“I’m on that new vibration,” Beyoncé sings in her new single “Break My Soul,” and indeed she is: The first taste from the pop superstar’s highly anticipated “Renaissance” album is a thumping 1990s-style house jam that arrives just days after Drake dropped his similarly club-inspired “Honestly, Nevermind.”
Produced and co-written by The-Dream and Tricky Stewart, who helped create Beyoncé’s smash “Single Ladies” — and brandishing a prominent sample of New Orleans bounce veteran Big Freedia urging listeners to “release your mind” — “Break My Soul” finds Beyoncé using her growliest voice to describe a search for liberation from a crushing job (“They work me so damn hard”) and a nerve-jangling pandemic (“You said you outside but you ain’t that outside”) over propulsive drums and a soulful piano lick.
“The queens in the front and the doms in the back,” she sings, connecting this music explicitly to its roots in Black and queer communities, “Ain’t takin’ no flicks but the whole clique snapped.”

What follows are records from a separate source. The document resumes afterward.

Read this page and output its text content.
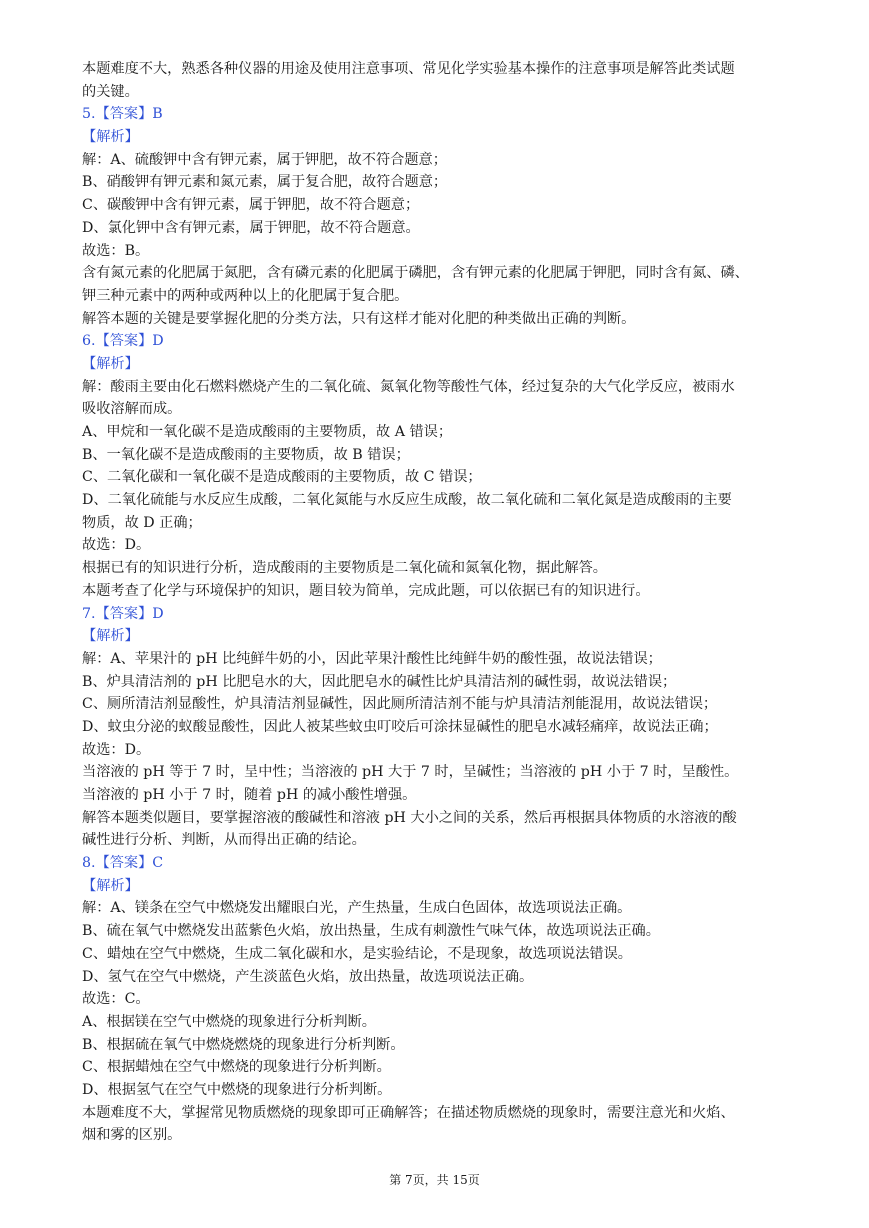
本题难度不大，熟悉各种仪器的用途及使用注意事项、常见化学实验基本操作的注意事项是解答此类试题
的关键。
5.【答案】B
【解析】
解：A、硫酸钾中含有钾元素，属于钾肥，故不符合题意；
B、硝酸钾有钾元素和氮元素，属于复合肥，故符合题意；
C、碳酸钾中含有钾元素，属于钾肥，故不符合题意；
D、氯化钾中含有钾元素，属于钾肥，故不符合题意。
故选：B。
含有氮元素的化肥属于氮肥，含有磷元素的化肥属于磷肥，含有钾元素的化肥属于钾肥，同时含有氮、磷、
钾三种元素中的两种或两种以上的化肥属于复合肥。
解答本题的关键是要掌握化肥的分类方法，只有这样才能对化肥的种类做出正确的判断。
6.【答案】D
【解析】
解：酸雨主要由化石燃料燃烧产生的二氧化硫、氮氧化物等酸性气体，经过复杂的大气化学反应，被雨水
吸收溶解而成。
A、甲烷和一氧化碳不是造成酸雨的主要物质，故 A 错误；
B、一氧化碳不是造成酸雨的主要物质，故 B 错误；
C、二氧化碳和一氧化碳不是造成酸雨的主要物质，故 C 错误；
D、二氧化硫能与水反应生成酸，二氧化氮能与水反应生成酸，故二氧化硫和二氧化氮是造成酸雨的主要
物质，故 D 正确；
故选：D。
根据已有的知识进行分析，造成酸雨的主要物质是二氧化硫和氮氧化物，据此解答。
本题考查了化学与环境保护的知识，题目较为简单，完成此题，可以依据已有的知识进行。
7.【答案】D
【解析】
解：A、苹果汁的 pH 比纯鲜牛奶的小，因此苹果汁酸性比纯鲜牛奶的酸性强，故说法错误；
B、炉具清洁剂的 pH 比肥皂水的大，因此肥皂水的碱性比炉具清洁剂的碱性弱，故说法错误；
C、厕所清洁剂显酸性，炉具清洁剂显碱性，因此厕所清洁剂不能与炉具清洁剂能混用，故说法错误；
D、蚊虫分泌的蚁酸显酸性，因此人被某些蚊虫叮咬后可涂抹显碱性的肥皂水减轻痛痒，故说法正确；
故选：D。
当溶液的 pH 等于 7 时，呈中性；当溶液的 pH 大于 7 时，呈碱性；当溶液的 pH 小于 7 时，呈酸性。
当溶液的 pH 小于 7 时，随着 pH 的减小酸性增强。
解答本题类似题目，要掌握溶液的酸碱性和溶液 pH 大小之间的关系，然后再根据具体物质的水溶液的酸
碱性进行分析、判断，从而得出正确的结论。
8.【答案】C
【解析】
解：A、镁条在空气中燃烧发出耀眼白光，产生热量，生成白色固体，故选项说法正确。
B、硫在氧气中燃烧发出蓝紫色火焰，放出热量，生成有刺激性气味气体，故选项说法正确。
C、蜡烛在空气中燃烧，生成二氧化碳和水，是实验结论，不是现象，故选项说法错误。
D、氢气在空气中燃烧，产生淡蓝色火焰，放出热量，故选项说法正确。
故选：C。
A、根据镁在空气中燃烧的现象进行分析判断。
B、根据硫在氧气中燃烧燃烧的现象进行分析判断。
C、根据蜡烛在空气中燃烧的现象进行分析判断。
D、根据氢气在空气中燃烧的现象进行分析判断。
本题难度不大，掌握常见物质燃烧的现象即可正确解答；在描述物质燃烧的现象时，需要注意光和火焰、
烟和雾的区别。
第 7页，共 15页
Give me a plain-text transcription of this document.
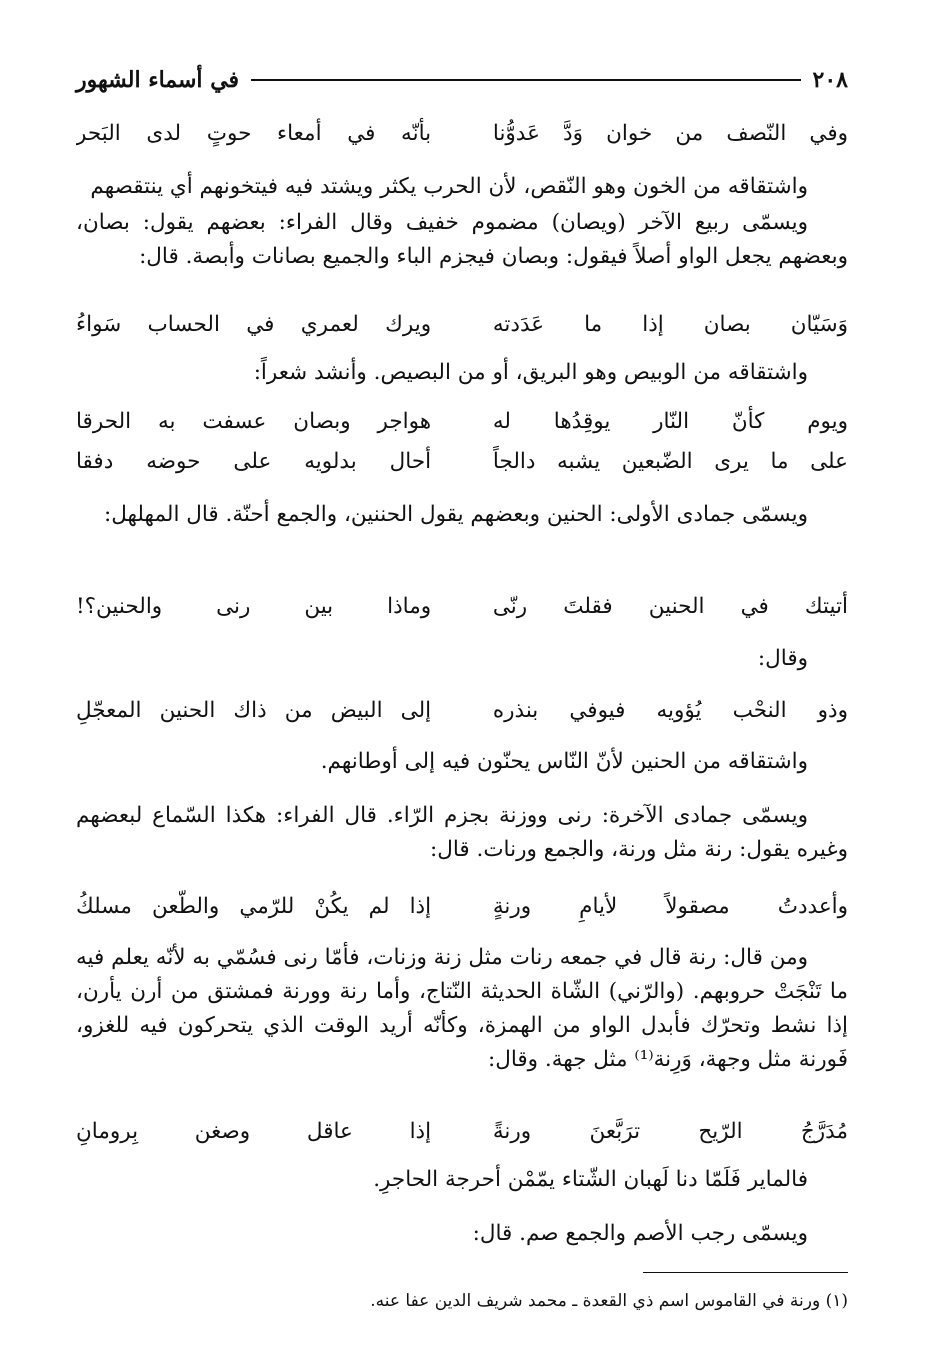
٢٠٨
في أسماء الشهور
وفي النّصف من خوان وَدَّ عَدوُّنا
بأنّه في أمعاء حوتٍ لدى البَحر

واشتقاقه من الخون وهو النّقص، لأن الحرب يكثر ويشتد فيه فيتخونهم أي ينتقصهم

ويسمّى ربيع الآخر (ويصان) مضموم خفيف وقال الفراء: بعضهم يقول: بصان، وبعضهم يجعل الواو أصلاً فيقول: وبصان فيجزم الباء والجميع بصانات وأبصة. قال:

وَسَيّان بصان إذا ما عَدَدته
ويرك لعمري في الحساب سَواءُ

واشتقاقه من الوبيص وهو البريق، أو من البصيص. وأنشد شعراً:

ويوم كأنّ النّار يوقِدُها له
هواجر وبصان عسفت به الحرقا
على ما يرى الضّبعين يشبه دالجاً
أحال بدلويه على حوضه دفقا

ويسمّى جمادى الأولى: الحنين وبعضهم يقول الحننين، والجمع أحنّة. قال المهلهل:

أتيتك في الحنين فقلتَ رنّى
وماذا بين رنى والحنين؟!

وقال:

وذو النحْب يُؤويه فيوفي بنذره
إلى البيض من ذاك الحنين المعجّلِ

واشتقاقه من الحنين لأنّ النّاس يحنّون فيه إلى أوطانهم.

ويسمّى جمادى الآخرة: رنى ووزنة بجزم الرّاء. قال الفراء: هكذا السّماع لبعضهم وغيره يقول: رنة مثل ورنة، والجمع ورنات. قال:

وأعددتُ مصقولاً لأيامِ ورنةٍ
إذا لم يكُنْ للرّمي والطّعن مسلكُ

ومن قال: رنة قال في جمعه رنات مثل زنة وزنات، فأمّا رنى فسُمّي به لأنّه يعلم فيه ما تَنْجَتْ حروبهم. (والرّني) الشّاة الحديثة النّتاج، وأما رنة وورنة فمشتق من أرن يأرن، إذا نشط وتحرّك فأبدل الواو من الهمزة، وكأنّه أريد الوقت الذي يتحركون فيه للغزو، فَورنة مثل وجهة، وَرِنة⁽¹⁾ مثل جهة. وقال:

مُدَرَّجُ الرّيح ترَبَّعنَ ورنةً
إذا عاقل وصغن بِرومانِ

فالماير فَلَمّا دنا لَهبان الشّتاء يمّمْن أحرجة الحاجرِ.

ويسمّى رجب الأصم والجمع صم. قال:

(١) ورنة في القاموس اسم ذي القعدة ـ محمد شريف الدين عفا عنه.
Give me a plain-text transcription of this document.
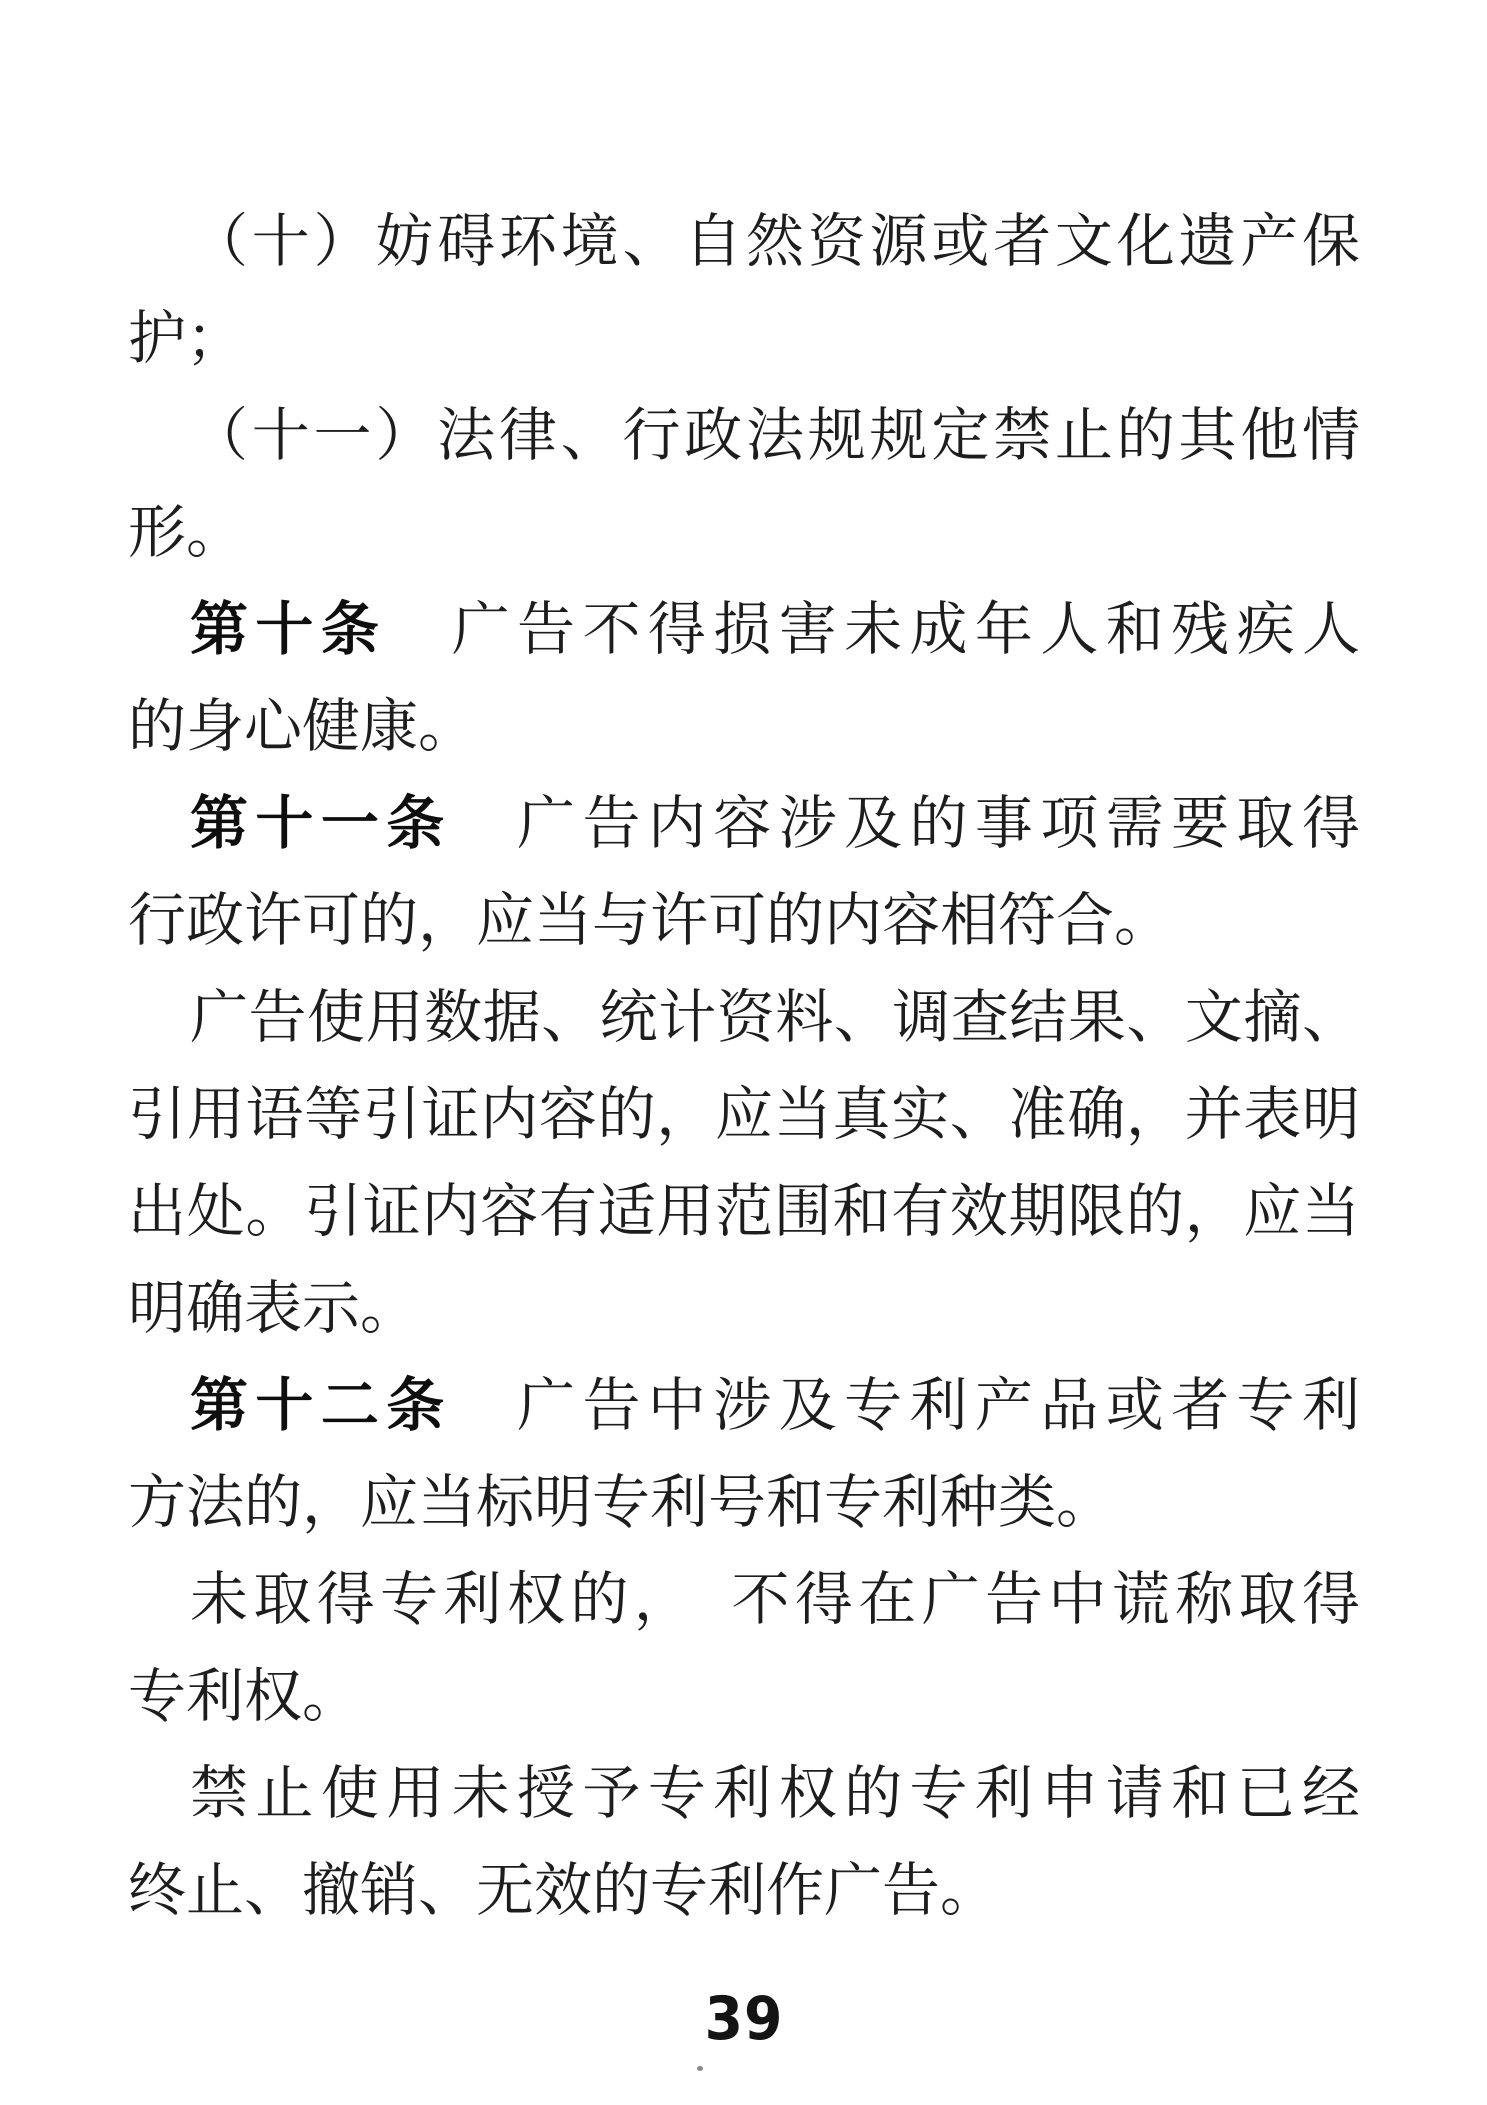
（十）妨碍环境、自然资源或者文化遗产保
护；
（十一）法律、行政法规规定禁止的其他情
形。
第十条　广告不得损害未成年人和残疾人
的身心健康。
第十一条　广告内容涉及的事项需要取得
行政许可的，应当与许可的内容相符合。
广告使用数据、统计资料、调查结果、文摘、
引用语等引证内容的，应当真实、准确，并表明
出处。引证内容有适用范围和有效期限的，应当
明确表示。
第十二条　广告中涉及专利产品或者专利
方法的，应当标明专利号和专利种类。
未取得专利权的，　不得在广告中谎称取得
专利权。
禁止使用未授予专利权的专利申请和已经
终止、撤销、无效的专利作广告。
39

“Break My Soul” is Beyoncé’s first single from a solo studio album since “Lemonade” in 2016. The singer has revealed little about “Renaissance,” which is due July 29, though Variety reported last week that the LP pulls from dance music and country music and contains input from producers Ryan Tedder and Raphael Saadiq.
Between albums, Beyoncé headlined Coachella; recorded a duo album with her husband, Jay-Z; composed music for and lent her voice to Disney’s live-action remake of “The Lion King”; marked Juneteenth with “Black Parade”; and earned an Oscar nomination for her song “Be Alive,” from “King Richard.”